Infer The True Reality (not free)
Here man does not act because he wants to, but he shall act, because it is God's will to be redeemed. Whereas the materialistic dualist makes man an automaton whose actions are only the result of a purely mechanical system, the spiritualistic dualist (that is, one who sees the Absolute, the Being-in-itself, as something spiritual in which man has no share in his conscious experience) makes him a slave to the will of the Absolute.
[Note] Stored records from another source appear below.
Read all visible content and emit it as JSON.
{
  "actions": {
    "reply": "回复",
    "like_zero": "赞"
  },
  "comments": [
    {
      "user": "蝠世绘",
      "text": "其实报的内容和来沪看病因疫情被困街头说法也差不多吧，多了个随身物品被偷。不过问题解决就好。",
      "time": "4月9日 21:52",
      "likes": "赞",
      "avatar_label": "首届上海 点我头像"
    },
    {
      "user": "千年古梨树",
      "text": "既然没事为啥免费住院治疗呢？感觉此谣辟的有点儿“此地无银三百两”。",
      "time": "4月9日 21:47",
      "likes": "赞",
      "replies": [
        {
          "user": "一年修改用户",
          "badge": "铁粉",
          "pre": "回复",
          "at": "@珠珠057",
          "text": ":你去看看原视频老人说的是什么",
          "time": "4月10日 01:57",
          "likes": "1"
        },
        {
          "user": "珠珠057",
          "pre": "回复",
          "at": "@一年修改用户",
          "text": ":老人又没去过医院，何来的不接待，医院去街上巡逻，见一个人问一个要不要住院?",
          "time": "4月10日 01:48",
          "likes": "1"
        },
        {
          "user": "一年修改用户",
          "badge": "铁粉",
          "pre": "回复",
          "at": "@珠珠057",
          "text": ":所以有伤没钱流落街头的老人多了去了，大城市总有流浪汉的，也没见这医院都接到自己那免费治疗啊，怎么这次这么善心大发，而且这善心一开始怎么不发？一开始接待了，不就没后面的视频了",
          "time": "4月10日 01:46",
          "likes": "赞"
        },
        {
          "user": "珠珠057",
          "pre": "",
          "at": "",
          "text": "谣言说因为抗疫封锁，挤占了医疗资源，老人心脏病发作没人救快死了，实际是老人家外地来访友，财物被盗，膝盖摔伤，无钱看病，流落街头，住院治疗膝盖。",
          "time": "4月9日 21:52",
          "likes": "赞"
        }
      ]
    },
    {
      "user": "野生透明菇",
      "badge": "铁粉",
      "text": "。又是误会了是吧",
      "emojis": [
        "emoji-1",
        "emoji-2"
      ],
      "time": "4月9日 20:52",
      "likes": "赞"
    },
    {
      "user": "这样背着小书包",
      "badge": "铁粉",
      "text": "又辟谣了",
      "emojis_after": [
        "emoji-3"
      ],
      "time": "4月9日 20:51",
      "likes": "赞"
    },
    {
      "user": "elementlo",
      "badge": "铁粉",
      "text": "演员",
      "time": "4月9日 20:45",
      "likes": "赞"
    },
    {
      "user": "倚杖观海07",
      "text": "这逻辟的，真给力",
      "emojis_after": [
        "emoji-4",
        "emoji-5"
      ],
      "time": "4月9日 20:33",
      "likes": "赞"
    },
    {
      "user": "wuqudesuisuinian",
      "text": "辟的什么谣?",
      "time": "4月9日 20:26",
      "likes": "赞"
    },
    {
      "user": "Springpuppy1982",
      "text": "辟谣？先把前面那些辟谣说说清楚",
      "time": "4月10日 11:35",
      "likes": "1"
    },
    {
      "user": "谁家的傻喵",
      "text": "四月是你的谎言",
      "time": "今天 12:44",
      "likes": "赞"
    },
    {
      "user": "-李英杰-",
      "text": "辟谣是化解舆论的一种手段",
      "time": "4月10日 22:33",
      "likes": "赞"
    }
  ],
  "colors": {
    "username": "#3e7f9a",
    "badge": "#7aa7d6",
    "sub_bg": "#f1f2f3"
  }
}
As in materialism, so also in one-sided spiritualism, in fact in any kind of metaphysical realism inferring but not experiencing something extra-human as the true reality, freedom is out of the question.
Necessity Of Imposed Principles
 Metaphysical as well as naïve realism, consistently followed out, must deny freedom for one and the same reason: they both see man as doing no more than putting into effect, or carrying out, principles forced (imposed) upon him by necessity. Naive realism destroys freedom by subjecting man to the authority of a perceptible being or of one conceived on the analogy of a perceptible being, or eventually to the authority of the abstract inner voice which it interprets as "conscience"; the metaphysician, who merely infers the extra-human reality, cannot acknowledge freedom because he sees man as being determined, mechanically or morally, by a "Being-in-itself".